Valentina Machado, de Real World Radio, partage son point de vue sur la communication féministe et parle de l'alliance entre les mouvements populaires.

La communication féministe et populaire a cet apprentissage constant avec l’échange que nous faisons entre nous. Real World Radio [Radio du Monde Réel] est membre des Amis de la Terre International. Et dans cette tâche d’échange, dans cette vision orientée vers la collaboration, il est fondamental de construire la confiance dans ce voyage de près de deux décennies auprès de la Marche Mondiale des Femmes, et maintenant aussi avec Capire.

La Marche Mondiale des Femmes a joué un rôle déterminant dans la Justice de genre et le démantèlement du patriarcat des Amis de la Terre International. Elle a également joué un rôle déterminant pour penser la communication populaire de la Real World Radio. Aujourd’hui, pour nous, Capire est une grande référence.

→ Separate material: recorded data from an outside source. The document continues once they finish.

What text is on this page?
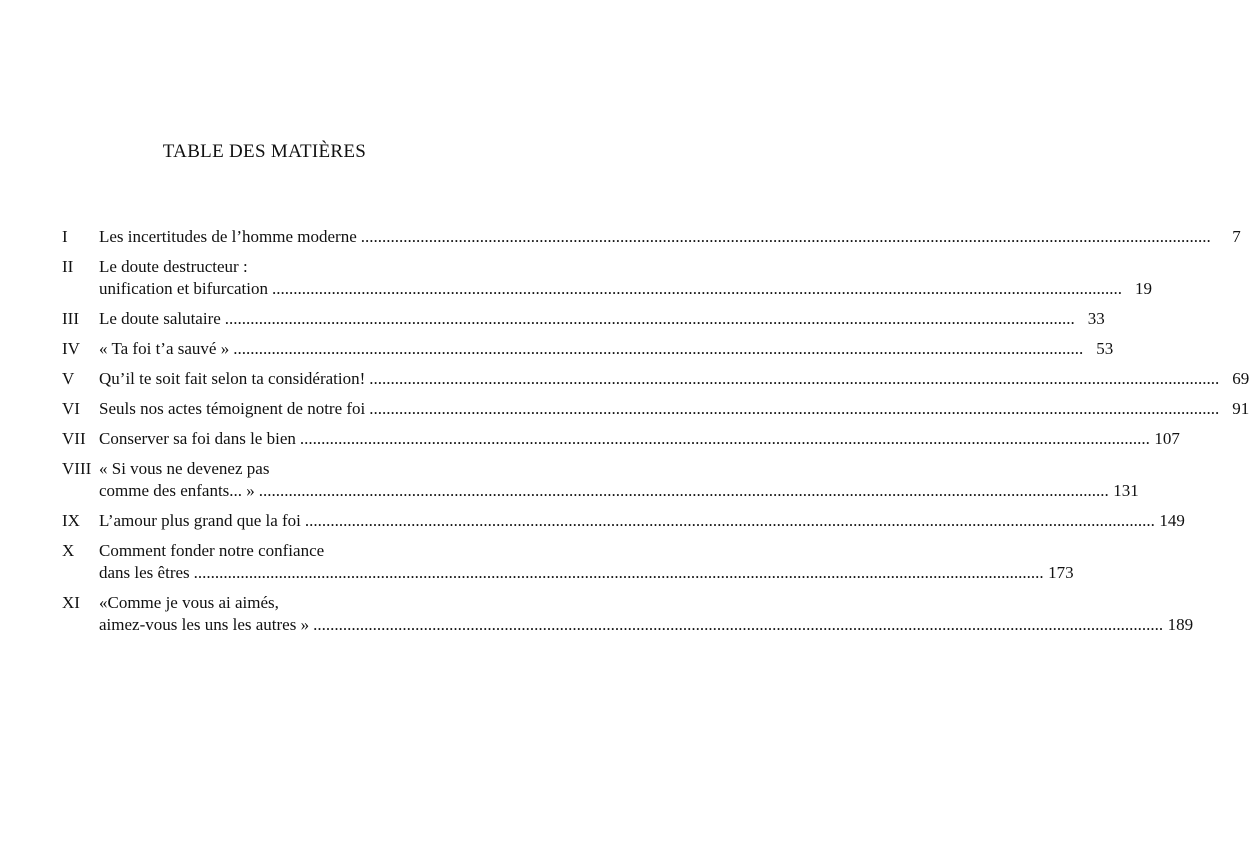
TABLE DES MATIÈRES
I	Les incertitudes de l’homme moderne ........................................................................................................................................................................................................	7
II	Le doute destructeur :
unification et bifurcation ........................................................................................................................................................................................................ 19
III	Le doute salutaire ........................................................................................................................................................................................................ 33
IV	« Ta foi t’a sauvé » ........................................................................................................................................................................................................ 53
V	Qu’il te soit fait selon ta considération! ........................................................................................................................................................................................................ 69
VI	Seuls nos actes témoignent de notre foi ........................................................................................................................................................................................................ 91
VII Conserver sa foi dans le bien ........................................................................................................................................................................................................ 107
VIII « Si vous ne devenez pas
comme des enfants... » ........................................................................................................................................................................................................ 131
IX	L’amour plus grand que la foi ........................................................................................................................................................................................................ 149
X	Comment fonder notre confiance
dans les êtres ........................................................................................................................................................................................................ 173
XI	«Comme je vous ai aimés,
aimez-vous les uns les autres » ........................................................................................................................................................................................................ 189
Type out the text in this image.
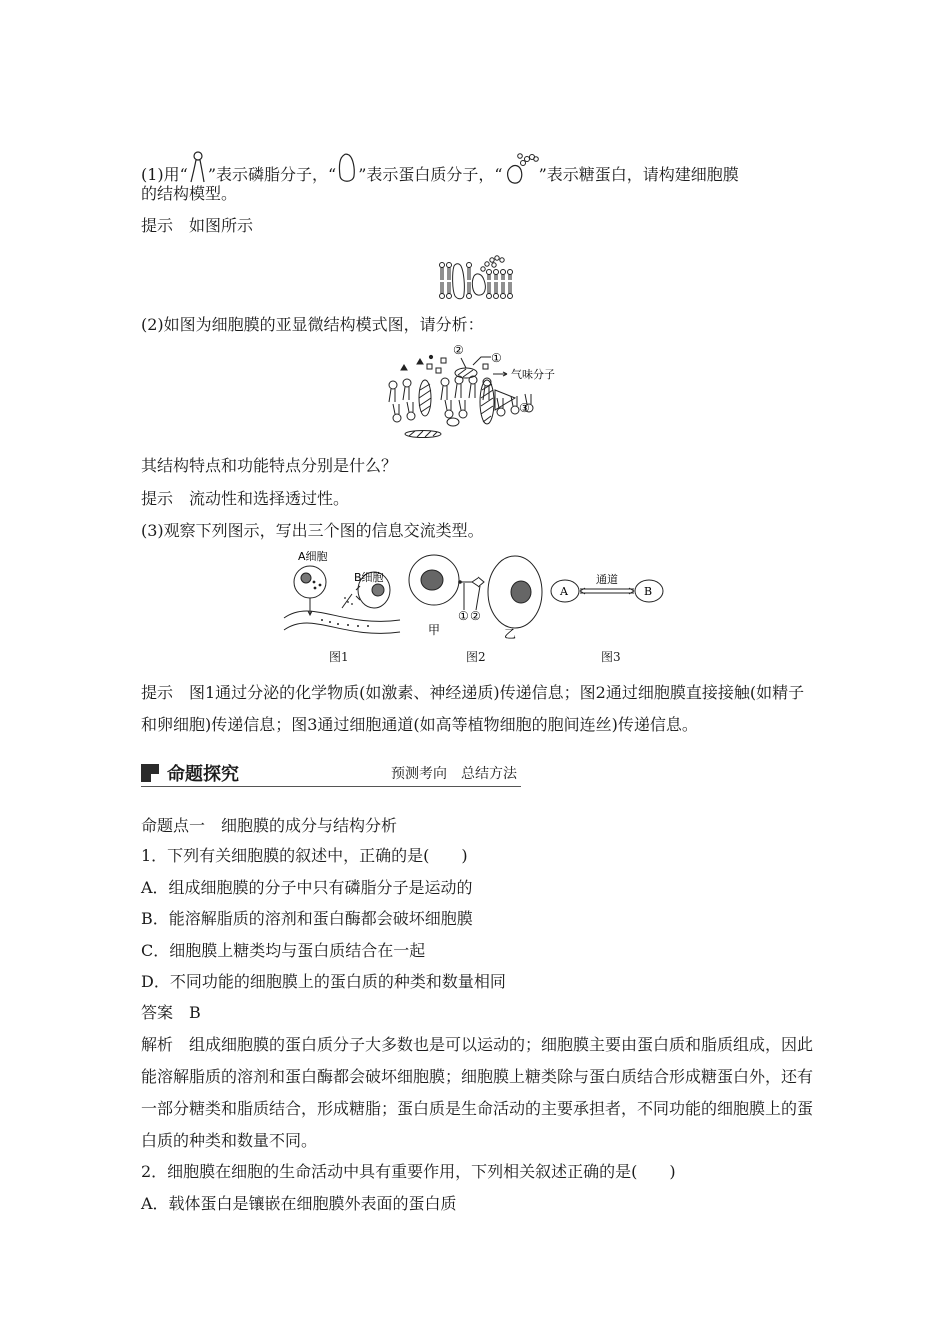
(1)用“ ”表示磷脂分子，“ ”表示蛋白质分子，“ ”表示糖蛋白，请构建细胞膜
的结构模型。
提示　如图所示
(2)如图为细胞膜的亚显微结构模式图，请分析：
②
①
气味分子
③
其结构特点和功能特点分别是什么？
提示　流动性和选择透过性。
(3)观察下列图示，写出三个图的信息交流类型。
A细胞
B细胞
图1
① ②
甲	乙
图2
A	B
通道
图3
提示　图1通过分泌的化学物质(如激素、神经递质)传递信息；图2通过细胞膜直接接触(如精子和卵细胞)传递信息；图3通过细胞通道(如高等植物细胞的胞间连丝)传递信息。
命题探究	预测考向　总结方法
命题点一　细胞膜的成分与结构分析
1．下列有关细胞膜的叙述中，正确的是(　　)
A．组成细胞膜的分子中只有磷脂分子是运动的
B．能溶解脂质的溶剂和蛋白酶都会破坏细胞膜
C．细胞膜上糖类均与蛋白质结合在一起
D．不同功能的细胞膜上的蛋白质的种类和数量相同
答案　B
解析　组成细胞膜的蛋白质分子大多数也是可以运动的；细胞膜主要由蛋白质和脂质组成，因此能溶解脂质的溶剂和蛋白酶都会破坏细胞膜；细胞膜上糖类除与蛋白质结合形成糖蛋白外，还有一部分糖类和脂质结合，形成糖脂；蛋白质是生命活动的主要承担者，不同功能的细胞膜上的蛋白质的种类和数量不同。
2．细胞膜在细胞的生命活动中具有重要作用，下列相关叙述正确的是(　　)
A．载体蛋白是镶嵌在细胞膜外表面的蛋白质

Notre travail commun se poursuit depuis un certain temps et s’est renforcé grâce à un certain nombre de questions. Il est toujours important de se souvenir et de parler un peu d’histoire. L’histoire est toujours un bon moyen de nous amener au présent et de nous montrer, par exemple, que nous avons travaillé ensemble sur la Convergence des médias en 2012. Chez Convergence, il y avait déjà un accord pour suivre des logiques collaboratives. La collaboration entre les médias est un enjeu essentiel pour la communication populaire. Ce chemin a été approfondi et renforcé à ce jour. Actuellement, depuis 2015, nous sommes ensemble dans la Journée continentale pour la démocratie et contre le néolibéralisme.

Après cette brève présentation, que je considère importante pour pouvoir situer où nous en sommes aujourd’hui, j’apporte quelques points ou sujets que nous avons construits ensemble dans ce parcours et que nous ne pouvons pas perdre de vue. Ils doivent être présents et travaillés lors de la planification des stratégies de communication féministes et populaires. Comme nous l’avons vu, nous avons déjà accompli certaines choses, mais nous ne pouvons pas nous laisser distraire. Lorsque nous sommes distraites, nous commençons à laisser de côté plusieurs sujets qui avaient déjà avancé. Il y a toujours une réaction à ce que nous faisons, en attendant que nous soyons distraites. Je vais donc partager une liste de huit points que je considère importants pour notre travail de communicatrices :

# 1 Perspective féministe transversale

Afin de ne pas perdre de vue la stratégie politique dans la communication féministe et populaire, l’un des principaux défis est d’imprimer une perspective féministe et territoriale sur tous les sujets que nous abordons, qu’ils soient économiques, politiques, culturels, environnementaux, électoraux ou quotidiens. Il est important de souligner que c’est l’un de nos défis, même si nous avons déjà beaucoup avancé. Si nous travaillons là-dessus, en mettant nos efforts et notre attention, nous parvenons à ne pas réduire la participation des femmes, la dissidence et la diversité sexuelle à un seul champ d’action. Au contraire, nous pourrons l’étendre, en le montrant dans toutes les sphères politiques.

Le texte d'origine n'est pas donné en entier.